GREEN RIVER — Wyoming Waste Services asked to increase residential rates for curbside recycling services during the Green River City Council workshop Tuesday night.
Mayor Pete Rust said at the start of the workshop that no decisions would be made regarding this issue at this time, and that this is a discussion for now. Council Members Gary Killpack, Mike Shutran and Robert Berg were absent from the meeting.
Michelle Foote, site manager of Wyoming Waste Services, said that the cost to process recyclables has increased by $10,716 this year compared to in 2022. They will see similar costs in 2024. To cover that cost, Wyoming Waste is asking for a 4.25% increase to residential rates.

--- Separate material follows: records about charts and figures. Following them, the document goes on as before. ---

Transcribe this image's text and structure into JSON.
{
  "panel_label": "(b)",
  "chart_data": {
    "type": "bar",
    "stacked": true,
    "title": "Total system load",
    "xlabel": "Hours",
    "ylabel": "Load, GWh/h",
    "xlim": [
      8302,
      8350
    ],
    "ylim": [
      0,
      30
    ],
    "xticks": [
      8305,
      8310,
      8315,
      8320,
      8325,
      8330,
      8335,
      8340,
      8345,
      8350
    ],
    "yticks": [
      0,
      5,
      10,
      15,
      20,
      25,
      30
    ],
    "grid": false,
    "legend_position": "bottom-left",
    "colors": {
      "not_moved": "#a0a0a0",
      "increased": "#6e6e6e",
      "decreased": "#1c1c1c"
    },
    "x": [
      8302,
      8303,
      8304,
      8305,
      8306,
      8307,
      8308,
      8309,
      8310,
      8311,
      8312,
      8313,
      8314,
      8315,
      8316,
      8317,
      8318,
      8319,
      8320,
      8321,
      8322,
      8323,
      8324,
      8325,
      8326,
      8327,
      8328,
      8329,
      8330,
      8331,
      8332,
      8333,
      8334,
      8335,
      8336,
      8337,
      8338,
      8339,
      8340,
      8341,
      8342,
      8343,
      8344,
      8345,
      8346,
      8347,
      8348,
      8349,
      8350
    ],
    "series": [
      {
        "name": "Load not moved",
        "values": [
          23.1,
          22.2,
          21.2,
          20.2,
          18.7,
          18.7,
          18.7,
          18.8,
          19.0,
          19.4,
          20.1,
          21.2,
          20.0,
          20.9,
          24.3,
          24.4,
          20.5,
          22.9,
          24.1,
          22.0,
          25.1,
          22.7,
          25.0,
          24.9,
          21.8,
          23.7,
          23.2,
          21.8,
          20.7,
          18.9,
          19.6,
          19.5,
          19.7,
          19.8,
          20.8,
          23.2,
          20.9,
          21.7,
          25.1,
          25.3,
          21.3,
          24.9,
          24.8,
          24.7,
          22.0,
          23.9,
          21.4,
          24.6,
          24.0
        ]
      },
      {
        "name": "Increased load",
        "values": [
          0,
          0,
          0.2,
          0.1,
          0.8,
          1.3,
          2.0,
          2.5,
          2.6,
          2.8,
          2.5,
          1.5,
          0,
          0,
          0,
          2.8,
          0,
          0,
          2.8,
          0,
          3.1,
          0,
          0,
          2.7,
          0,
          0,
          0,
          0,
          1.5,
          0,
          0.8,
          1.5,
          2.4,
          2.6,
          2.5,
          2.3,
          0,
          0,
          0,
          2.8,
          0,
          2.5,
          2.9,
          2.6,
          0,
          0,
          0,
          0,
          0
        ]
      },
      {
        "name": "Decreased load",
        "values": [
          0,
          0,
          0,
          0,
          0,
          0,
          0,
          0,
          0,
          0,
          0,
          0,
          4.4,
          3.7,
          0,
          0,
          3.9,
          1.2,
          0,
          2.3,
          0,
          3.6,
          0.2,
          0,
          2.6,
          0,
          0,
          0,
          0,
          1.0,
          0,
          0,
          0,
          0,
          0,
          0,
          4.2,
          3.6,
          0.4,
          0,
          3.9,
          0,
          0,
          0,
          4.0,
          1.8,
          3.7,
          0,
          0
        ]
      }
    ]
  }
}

Wyoming Waste is already proposing a 3.7% base rate increase for residential services. To cover that rising costs for recycling services, Wyoming Waste is asking for an additional 0.55% increase. Overall, Wyoming Waste is proposing a 4.25% rate increase. Foote said that currently the rate is $39.42 per month, and this proposal would increase monthly rates to $41.10.
In Wyoming Waste Systems’ contract with the City of Green River, it states they are allowed to use the United States Department of Labor, Bureau of Labor Statistics’ Consumer Pride Index (CPI) to determine rate increases and decreases. The CPI is what allows Wyoming Waste to have a base increase.
Foote explained that Wyoming Waste collects cardboard, plastics, metals, and paper items all in one bin, and those are then pushed into a walking floor trailer. The loads are then transported to a materials recovery facility (MRF) in Salt Lake City where they hand sort the materials and take the separated items to the proper facilities. Wyoming Waste is charged for the processing of the types of items in each load. When they send materials off, it is the cost of processing those recyclables that has increased.
Council Member Sherry Bushman asked whether recycling is cost effective, to which Foote said it is not and she doesn’t know if or when it ever will be. Bushman questioned whether the services should continue in Green River if it is not cost effective.
“I like the program, I’m all for recycling, but it’s got to make sense. It’s got to make business sense,” Bushman said.
Foote said that while it is not cost effective, somewhere around 75-80% of residents use the curbside recycling program. People like the program and like knowing their items are being recycled, she said. Additionally, she pointed out that from January to February of this year, over 247,980 pounds of recyclables have been transported by Wyoming Waste to the MRF in Salt Lake City. Without the recycling program, an additional 124 tons of recyclable materials would have gone to the Sweetwater County landfill so far this year, Foote said.
Council Member Ron Williams said that while a 0.55% rate increase is minimal for residents, it should also be minimal for Wyoming Waste to cover that cost. He said that if Wyoming Waste has a 10-year contract with the city, if Green River decided not to approve the rate increase then Wyoming Waste would have to eat that cost. Foote said that while Wyoming Waste would still pick up the recycling, they could choose to take it to the landfill.
Council Member George Jost tossed around the idea to stop recycling some of the materials that Wyoming Waste currently picks up to cut costs of processing. Foote said that it is an option to stop collecting plastics, stating that if they just collected cardboard and paperboard they could transport it to the Ray Lovato Recycling Center in Rock Springs for $43 per ton.
In addition to the recycling request, Foote also asked the Council to change the wording in the contract for yard waste collections. Currently, Wyoming Waste does a year-round yard waste collection. However, Foote said they would like to change that to mid-April to mid-November, with one week in January for Christmas trees. She said that if people did have yard waste during the off period, they could take it to the transfer station for no extra charge. Foote did not have a dollar amount for what the cost saving would be, however, Mayor Rust said that if there was a cost saving then maybe residents could see a decrease in rates.